Once logged in, click on the Projects section at the top menu and click the Add a New Project button. Enter your project name and click OK. This is the place to configure your project. To access pipelines, click the Pipelines tab and then click the Add Pipeline button.

  1. Click on the Add button on "RNA-Seq Pipeline" and close the window.

  1. Now click the Run button of the pipeline on the table.

  1. Run page will be loaded. Under Run Environment, select "New UMASS SCI Cluster"
  2. Enter your work directory in cluster. (e.g. /home/{your_cluster_username}/foundry/)
  3. Under User Inputs, next to reads, click Enter File
  4. Click the Add File button to enter new files.
  5. Next to "1. File Location", enter:
/share/data/umw_biocore/genome_data/mousetest/mm10/gz
  1. and click the magnifying glass button. The box below should populate with files like so:

  1. Next to 3. Collection Type, choose Paired List
  2. Under 4. File Pattern, next to Forward Pattern, type .1. Similarly, type .2 for Reverse Pattern.

  1. Click the Add All Files button. You should now see 6 entries below.

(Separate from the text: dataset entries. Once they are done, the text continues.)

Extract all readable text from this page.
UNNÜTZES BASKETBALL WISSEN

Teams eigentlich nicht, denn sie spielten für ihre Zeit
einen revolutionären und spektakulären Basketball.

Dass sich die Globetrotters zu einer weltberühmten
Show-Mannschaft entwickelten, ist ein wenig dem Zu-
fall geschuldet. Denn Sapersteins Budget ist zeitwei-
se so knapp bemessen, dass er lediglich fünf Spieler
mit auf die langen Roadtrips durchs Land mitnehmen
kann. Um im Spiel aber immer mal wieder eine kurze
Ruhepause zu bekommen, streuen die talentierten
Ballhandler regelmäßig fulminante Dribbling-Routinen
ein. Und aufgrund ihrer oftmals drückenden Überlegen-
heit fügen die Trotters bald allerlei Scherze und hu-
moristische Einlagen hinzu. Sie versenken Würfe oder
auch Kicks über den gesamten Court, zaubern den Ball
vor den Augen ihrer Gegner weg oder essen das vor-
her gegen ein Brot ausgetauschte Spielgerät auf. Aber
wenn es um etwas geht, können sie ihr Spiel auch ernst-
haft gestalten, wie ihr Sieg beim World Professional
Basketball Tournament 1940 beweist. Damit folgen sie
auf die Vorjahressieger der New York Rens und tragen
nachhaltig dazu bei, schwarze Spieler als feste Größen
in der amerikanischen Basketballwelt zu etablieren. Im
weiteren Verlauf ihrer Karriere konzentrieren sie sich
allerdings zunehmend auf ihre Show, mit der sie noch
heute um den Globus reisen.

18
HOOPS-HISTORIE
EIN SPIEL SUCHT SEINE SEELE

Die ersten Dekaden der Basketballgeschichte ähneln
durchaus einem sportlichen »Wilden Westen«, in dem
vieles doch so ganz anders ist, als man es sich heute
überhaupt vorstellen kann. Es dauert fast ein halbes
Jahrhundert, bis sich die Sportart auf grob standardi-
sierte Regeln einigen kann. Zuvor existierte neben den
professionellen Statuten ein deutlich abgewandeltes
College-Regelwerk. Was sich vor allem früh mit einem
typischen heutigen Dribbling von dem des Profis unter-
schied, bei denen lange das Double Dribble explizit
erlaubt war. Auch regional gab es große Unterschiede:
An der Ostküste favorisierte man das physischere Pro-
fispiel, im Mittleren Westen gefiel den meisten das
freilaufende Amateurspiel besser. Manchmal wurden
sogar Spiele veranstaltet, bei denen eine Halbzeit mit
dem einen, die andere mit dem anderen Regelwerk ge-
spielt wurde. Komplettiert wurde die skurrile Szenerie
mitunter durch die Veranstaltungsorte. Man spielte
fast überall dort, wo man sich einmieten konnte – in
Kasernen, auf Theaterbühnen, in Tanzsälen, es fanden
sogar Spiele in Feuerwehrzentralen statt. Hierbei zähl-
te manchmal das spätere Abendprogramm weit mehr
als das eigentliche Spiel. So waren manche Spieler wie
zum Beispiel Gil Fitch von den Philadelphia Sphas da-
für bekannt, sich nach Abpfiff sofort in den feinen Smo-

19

  1. Next to 5. Collection Name, type rna-seq mousetest paired and Click Save Files
  2. On the "Select/Add Input File" screen which should now have 6 entries, click "Save".
  3. For "mate", choose "pair"
  4. For genome_build, choose "mousetest"
  5. Leave the rest as defaults. Here run_FastQC, run_RSEM, and run_STAR inputs are enabled by default.
  6. Click Run in the top right. RNA-Seq pipeline runs typically take several minutes to complete for this dataset.
  7. Navigate to the Log tab and click on log.txt to see progress on your run.
  8. Once the blue "Running" in the top right changes to a green "Completed" go to the Report tab to see the final reports.
  9. Click on MulitiQC, and scroll to find this plot, which shows aligned reads per library:

  1. Click on Summary to check mapping rates:

  1. Click on RSEM Summary to download the count table:

  1. Click on DEBrowser to do QC and Differential Expression Analysis.

Congratulations! You have run and tested an RNA-Seq pipeline on Foundry!